The Looney Tunes set is going to disappoint anyone who was hoping for a chronological or comprehensive set; it’s a grab-bag of some of the best cartoons that have already been released on DVD, plus a few cartoons that didn’t make it to DVD, mostly the ones involving the highly merchandisable Martian and Tasmanian Devil characters. I will buy it, of course, but people who bought all the Golden Collection volumes might be annoyed at being told they have to buy this new set (and a Blu-Ray player, if they don’t have one) to get a few extra films. Plus there has still been no apparent movement on bringing the “Censored 11” cartoons onto home video, even though this was promised a while back.
A lot of this is just working around an obvious and unavoidable fact: classic films and cartoons were very successful on DVD, but they have mostly not performed well on Blu-Ray. Blu-Ray is not as clear an upgrade over DVD as DVD was over VHS, so people who bought Gone With the Wind on DVD aren’t rushing out to buy the Blu-Ray. Plus, of course, all films on home video, new and old, have to deal with the fact that some people don’t want to own shelf-space-taking discs of everything. I wouldn’t say physical media is dead, because it isn’t. (Even in music, lots of people are buying CDs and LPs have made a comeback. I could actually see film projection making a comeback someday to match the LP craze.) But physical media is in decline, and the rush to go out and replace DVDs with Blu-Rays is not happening. Especially since the biggest selling point of Blu-Ray – super-great picture quality – is not a huge selling point when we’re going to be watching a lot of stuff on our phones anyway.

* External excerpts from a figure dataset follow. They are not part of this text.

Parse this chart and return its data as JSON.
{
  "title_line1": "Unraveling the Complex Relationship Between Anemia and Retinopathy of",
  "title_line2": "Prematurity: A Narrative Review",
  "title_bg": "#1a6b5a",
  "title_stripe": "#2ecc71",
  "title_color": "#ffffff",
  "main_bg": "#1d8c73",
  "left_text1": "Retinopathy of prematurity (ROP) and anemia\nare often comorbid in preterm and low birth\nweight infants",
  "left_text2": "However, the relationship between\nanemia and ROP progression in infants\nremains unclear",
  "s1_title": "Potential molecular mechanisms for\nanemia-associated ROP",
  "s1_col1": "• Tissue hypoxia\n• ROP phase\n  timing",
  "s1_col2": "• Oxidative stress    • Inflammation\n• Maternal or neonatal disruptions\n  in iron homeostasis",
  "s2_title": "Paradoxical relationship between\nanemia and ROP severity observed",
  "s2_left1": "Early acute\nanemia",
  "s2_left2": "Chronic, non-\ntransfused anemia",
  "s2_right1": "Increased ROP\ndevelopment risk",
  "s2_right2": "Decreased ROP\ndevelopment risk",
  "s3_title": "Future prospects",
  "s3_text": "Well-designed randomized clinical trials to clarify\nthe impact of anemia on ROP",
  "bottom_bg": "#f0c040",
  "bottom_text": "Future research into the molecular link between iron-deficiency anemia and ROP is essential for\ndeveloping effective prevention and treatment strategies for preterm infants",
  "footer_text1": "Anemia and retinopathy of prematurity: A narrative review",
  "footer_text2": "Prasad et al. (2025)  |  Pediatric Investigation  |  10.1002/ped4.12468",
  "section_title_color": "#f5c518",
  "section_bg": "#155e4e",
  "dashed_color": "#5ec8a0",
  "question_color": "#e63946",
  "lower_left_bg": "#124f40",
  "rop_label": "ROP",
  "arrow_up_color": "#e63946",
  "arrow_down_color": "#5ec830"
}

What I guess this comes down to is my usual argument, that to make the most of these cartoons as a valuable franchise, Warner Brothers will at some point need to look beyond home video and look into streaming and other online options – not because these are the best ways to watch them, but because that’s where new viewers are more likely to find them. But I’ve been saying this for a while, and it hasn’t happened yet. The remastered/restored prints of the pre-1948 Warner Brothers cartoons have still (as far as I know) not been made available for TV broadcast, let alone streaming.
Well, anyway, here’s one of the cartoons that will be appearing on Blu-Ray that wasn’t on any of the DVD collections: “The Hasty Hare,” the first cartoon where Marvin the Martian got his distinctive voice (Mel Blanc used a different voice for his first appearance). It’s never been as well-known as some of the other Martian cartoons, maybe because most of it takes place on Earth. But it’s pretty funny, as are all Chuck Jones/Mike Maltese cartoons from this period.